I am attempting to split 1 pdf document with x pages into x pdf documents with 1 page. When these pdf documents contain images, I am finding that the resulting pages contain all of the embedded resources from the original document. According to this post (<a href="https://forum.aspose.com/t/97576) OptimizeResources is supposed to strip all unused resources from a Pdf, however, I am not getting these results.
Words.Document wordDoc = new Words.Document("ImageAndText.docx"); MemoryStream wholePdfStream = new MemoryStream(); wordDoc.Save(wholePdfStream, Words.SaveFormat.Pdf); wholePdfStream.Seek(0, SeekOrigin.Begin); Pdf.Document wholePdf = new Pdf.Document(wholePdfStream); foreach (Pdf.Page page in wholePdf.Pages) { Pdf.Document singlePagePdf = new Pdf.Document(); singlePagePdf.Pages.Add(page); singlePagePdf.OptimizeResources(); singlePagePdf.Save(String.Format(@"pages\{0}.pdf", page.Number)); }
The result of this code is:
FileName | FileSize |
---|---|
1.pdf | 1370kb |
2.pdf | 1380kb |
3.pdf | 1380kb |
4.pdf | 1370kb |
As you can see, the pages with only text are actually larger as they are storing the images and text.

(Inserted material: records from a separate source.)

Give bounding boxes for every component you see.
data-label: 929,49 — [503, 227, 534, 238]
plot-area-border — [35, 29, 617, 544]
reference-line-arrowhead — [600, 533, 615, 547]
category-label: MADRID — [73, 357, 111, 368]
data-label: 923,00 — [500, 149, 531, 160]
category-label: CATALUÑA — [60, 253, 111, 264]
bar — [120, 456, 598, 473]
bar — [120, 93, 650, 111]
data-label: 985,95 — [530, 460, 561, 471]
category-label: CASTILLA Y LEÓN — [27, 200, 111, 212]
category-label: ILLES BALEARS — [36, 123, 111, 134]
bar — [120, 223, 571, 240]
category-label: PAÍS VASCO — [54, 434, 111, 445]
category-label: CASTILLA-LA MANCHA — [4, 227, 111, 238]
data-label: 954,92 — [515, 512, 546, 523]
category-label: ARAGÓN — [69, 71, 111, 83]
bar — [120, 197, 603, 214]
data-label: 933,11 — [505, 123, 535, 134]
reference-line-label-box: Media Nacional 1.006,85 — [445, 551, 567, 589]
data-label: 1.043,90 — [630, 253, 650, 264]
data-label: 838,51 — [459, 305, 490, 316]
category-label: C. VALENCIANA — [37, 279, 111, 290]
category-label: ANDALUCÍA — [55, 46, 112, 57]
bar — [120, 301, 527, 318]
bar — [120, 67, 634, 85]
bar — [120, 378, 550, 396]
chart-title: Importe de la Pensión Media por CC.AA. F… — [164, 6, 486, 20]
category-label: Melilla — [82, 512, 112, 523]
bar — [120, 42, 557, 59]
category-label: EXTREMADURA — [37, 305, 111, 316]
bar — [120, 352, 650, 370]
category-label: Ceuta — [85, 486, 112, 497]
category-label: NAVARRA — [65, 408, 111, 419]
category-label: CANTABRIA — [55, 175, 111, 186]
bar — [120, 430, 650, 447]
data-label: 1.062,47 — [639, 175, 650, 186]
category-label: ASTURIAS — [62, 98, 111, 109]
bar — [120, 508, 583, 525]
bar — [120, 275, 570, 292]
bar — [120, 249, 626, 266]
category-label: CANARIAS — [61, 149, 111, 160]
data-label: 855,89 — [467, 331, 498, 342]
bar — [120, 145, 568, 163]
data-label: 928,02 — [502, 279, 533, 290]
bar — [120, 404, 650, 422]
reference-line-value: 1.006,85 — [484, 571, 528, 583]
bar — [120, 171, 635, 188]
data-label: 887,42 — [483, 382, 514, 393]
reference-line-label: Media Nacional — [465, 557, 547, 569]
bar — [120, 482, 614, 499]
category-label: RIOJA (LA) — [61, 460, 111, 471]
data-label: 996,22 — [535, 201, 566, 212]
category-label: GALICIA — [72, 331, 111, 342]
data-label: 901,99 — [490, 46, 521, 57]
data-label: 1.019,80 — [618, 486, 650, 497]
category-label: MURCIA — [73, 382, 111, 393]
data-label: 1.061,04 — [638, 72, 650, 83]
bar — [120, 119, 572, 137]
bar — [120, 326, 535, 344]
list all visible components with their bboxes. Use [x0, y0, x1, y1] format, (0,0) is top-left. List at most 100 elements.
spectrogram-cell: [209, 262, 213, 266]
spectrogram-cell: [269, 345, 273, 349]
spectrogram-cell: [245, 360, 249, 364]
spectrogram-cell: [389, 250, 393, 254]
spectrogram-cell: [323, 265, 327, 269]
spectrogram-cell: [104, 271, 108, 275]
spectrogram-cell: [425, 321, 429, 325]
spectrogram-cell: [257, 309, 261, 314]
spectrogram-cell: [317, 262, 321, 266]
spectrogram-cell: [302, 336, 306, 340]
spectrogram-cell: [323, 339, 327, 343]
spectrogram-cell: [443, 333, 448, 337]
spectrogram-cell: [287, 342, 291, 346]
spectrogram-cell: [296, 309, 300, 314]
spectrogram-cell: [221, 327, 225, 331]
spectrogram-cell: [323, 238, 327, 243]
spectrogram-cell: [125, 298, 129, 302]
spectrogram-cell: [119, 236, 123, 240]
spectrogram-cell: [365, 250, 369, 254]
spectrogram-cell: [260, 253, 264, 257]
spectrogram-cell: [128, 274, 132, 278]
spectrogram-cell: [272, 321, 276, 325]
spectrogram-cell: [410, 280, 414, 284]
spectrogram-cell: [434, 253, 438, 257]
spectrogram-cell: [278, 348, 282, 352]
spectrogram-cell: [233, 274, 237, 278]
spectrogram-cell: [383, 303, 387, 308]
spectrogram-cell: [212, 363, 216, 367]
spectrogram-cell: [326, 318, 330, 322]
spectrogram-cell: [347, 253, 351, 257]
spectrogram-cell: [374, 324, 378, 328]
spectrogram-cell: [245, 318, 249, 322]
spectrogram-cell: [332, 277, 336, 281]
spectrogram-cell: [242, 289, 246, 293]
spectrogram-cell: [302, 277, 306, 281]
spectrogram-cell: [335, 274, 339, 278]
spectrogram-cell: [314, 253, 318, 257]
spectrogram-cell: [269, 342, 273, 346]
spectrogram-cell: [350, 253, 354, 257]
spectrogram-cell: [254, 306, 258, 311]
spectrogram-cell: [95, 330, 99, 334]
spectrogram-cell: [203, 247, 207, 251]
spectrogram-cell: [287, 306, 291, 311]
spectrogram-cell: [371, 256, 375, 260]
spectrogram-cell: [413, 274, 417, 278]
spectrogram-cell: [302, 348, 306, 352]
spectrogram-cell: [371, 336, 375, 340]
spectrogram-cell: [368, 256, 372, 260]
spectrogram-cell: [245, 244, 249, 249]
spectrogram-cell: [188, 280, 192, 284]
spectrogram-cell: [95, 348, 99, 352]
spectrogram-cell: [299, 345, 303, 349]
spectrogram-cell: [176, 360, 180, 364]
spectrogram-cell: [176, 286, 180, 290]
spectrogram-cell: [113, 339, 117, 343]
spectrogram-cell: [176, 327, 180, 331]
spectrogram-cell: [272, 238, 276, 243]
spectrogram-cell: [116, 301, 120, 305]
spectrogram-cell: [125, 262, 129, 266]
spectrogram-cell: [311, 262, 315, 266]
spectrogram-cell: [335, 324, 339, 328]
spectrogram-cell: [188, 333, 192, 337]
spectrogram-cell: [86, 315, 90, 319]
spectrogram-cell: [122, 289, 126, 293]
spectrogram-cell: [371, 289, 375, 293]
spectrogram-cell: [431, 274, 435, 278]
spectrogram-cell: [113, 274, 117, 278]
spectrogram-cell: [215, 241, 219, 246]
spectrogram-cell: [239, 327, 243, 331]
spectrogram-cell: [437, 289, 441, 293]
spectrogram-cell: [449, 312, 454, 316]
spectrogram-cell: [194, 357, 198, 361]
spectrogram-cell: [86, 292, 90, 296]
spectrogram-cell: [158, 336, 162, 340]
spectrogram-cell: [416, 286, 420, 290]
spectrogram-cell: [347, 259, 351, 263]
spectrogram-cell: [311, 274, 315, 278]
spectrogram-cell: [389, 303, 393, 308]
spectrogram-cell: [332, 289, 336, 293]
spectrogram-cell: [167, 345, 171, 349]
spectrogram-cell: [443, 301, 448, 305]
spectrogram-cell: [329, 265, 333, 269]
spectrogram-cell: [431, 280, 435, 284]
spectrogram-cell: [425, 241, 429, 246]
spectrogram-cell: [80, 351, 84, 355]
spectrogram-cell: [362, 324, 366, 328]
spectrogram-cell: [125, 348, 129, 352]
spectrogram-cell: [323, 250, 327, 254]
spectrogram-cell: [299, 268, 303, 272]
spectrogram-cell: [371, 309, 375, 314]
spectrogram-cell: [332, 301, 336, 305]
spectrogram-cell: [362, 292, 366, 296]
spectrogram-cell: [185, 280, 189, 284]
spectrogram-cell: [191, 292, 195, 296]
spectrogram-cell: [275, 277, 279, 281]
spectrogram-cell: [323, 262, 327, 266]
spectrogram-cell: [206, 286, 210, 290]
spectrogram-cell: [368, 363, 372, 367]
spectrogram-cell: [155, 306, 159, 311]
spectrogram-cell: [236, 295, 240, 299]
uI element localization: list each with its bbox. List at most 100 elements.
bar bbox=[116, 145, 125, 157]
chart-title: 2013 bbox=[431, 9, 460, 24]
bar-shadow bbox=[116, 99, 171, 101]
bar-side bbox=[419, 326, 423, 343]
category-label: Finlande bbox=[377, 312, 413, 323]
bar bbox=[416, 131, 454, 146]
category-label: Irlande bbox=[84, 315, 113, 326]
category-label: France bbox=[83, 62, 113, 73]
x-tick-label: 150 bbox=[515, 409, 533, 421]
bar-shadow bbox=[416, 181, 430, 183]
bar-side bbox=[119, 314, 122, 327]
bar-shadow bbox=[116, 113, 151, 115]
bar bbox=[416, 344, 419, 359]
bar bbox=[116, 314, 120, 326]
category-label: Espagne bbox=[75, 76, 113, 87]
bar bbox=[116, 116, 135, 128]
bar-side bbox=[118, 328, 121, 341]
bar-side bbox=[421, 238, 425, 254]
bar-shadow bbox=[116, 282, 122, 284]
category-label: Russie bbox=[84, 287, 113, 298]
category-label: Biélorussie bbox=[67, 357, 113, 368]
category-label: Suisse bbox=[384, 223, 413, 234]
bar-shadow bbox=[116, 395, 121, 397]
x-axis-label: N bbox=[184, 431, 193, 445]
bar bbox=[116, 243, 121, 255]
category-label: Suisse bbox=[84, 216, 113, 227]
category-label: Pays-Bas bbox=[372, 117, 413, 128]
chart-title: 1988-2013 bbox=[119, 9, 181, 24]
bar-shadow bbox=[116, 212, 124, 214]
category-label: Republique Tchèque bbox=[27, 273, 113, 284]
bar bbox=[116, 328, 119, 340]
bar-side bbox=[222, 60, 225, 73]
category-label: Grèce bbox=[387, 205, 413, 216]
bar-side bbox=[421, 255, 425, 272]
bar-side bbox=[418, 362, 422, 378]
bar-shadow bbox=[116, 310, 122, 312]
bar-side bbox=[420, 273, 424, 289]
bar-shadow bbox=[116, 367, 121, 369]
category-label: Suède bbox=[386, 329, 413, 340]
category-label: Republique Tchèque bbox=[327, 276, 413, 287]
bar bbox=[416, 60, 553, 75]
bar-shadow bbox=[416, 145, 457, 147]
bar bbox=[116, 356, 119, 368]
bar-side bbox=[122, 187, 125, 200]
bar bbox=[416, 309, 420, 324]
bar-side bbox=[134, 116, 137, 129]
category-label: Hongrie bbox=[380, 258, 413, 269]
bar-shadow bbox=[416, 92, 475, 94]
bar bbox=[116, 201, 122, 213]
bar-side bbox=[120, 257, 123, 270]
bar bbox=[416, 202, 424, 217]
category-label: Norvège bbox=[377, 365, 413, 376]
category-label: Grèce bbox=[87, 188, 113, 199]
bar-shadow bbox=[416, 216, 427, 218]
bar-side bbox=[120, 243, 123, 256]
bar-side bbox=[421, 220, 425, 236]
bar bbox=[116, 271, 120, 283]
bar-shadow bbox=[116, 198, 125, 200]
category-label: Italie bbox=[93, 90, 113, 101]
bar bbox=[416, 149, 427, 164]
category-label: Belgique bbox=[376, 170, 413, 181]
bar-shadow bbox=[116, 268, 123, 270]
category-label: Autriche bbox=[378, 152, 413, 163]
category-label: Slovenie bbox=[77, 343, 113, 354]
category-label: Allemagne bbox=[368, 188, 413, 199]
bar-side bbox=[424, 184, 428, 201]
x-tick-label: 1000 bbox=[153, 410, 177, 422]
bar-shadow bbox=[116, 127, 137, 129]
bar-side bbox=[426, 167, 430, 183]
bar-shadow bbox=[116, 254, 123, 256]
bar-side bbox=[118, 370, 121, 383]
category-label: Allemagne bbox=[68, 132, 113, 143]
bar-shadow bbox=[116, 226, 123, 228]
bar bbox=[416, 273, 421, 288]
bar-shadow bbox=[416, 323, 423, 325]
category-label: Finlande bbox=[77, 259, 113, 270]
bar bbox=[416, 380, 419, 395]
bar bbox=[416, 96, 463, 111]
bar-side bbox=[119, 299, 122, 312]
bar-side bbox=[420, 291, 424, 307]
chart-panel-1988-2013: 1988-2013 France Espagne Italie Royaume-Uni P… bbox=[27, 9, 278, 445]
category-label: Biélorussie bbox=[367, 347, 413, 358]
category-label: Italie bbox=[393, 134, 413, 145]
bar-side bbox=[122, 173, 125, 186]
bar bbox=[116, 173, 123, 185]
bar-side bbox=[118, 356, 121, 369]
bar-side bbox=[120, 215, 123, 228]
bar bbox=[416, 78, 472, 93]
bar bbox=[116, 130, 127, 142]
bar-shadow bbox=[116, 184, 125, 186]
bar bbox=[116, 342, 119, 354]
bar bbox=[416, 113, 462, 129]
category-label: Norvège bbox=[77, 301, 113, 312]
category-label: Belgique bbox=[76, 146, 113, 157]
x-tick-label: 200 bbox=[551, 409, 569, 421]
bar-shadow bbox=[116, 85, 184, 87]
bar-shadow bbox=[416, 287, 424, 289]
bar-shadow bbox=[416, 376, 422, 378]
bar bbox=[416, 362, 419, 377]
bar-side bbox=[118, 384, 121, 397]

When I use Microsoft Word to save the document as Pdf first and then run the following code:
Pdf.Document wholePdf = new Pdf.Document("ImageAndText.pdf"); foreach (Pdf.Page page in wholePdf.Pages) { Pdf.Document singlePagePdf = new Pdf.Document(); singlePagePdf.Pages.Add(page); singlePagePdf.OptimizeResources(); singlePagePdf.Save(String.Format(@"pages\{0}.pdf", page.Number)); }
The result of this code is:
FileName | FileSize |
---|---|
1.pdf | 172kb |
2.pdf | 81kb |
3.pdf | 81kb |
4.pdf | 193kb |
This makes me thing that there is something wrong with the way that Aspose.Words is saving the document when saving as a Pdf.
I have attached both the original Word file and the pdf file I created using Microsoft Word.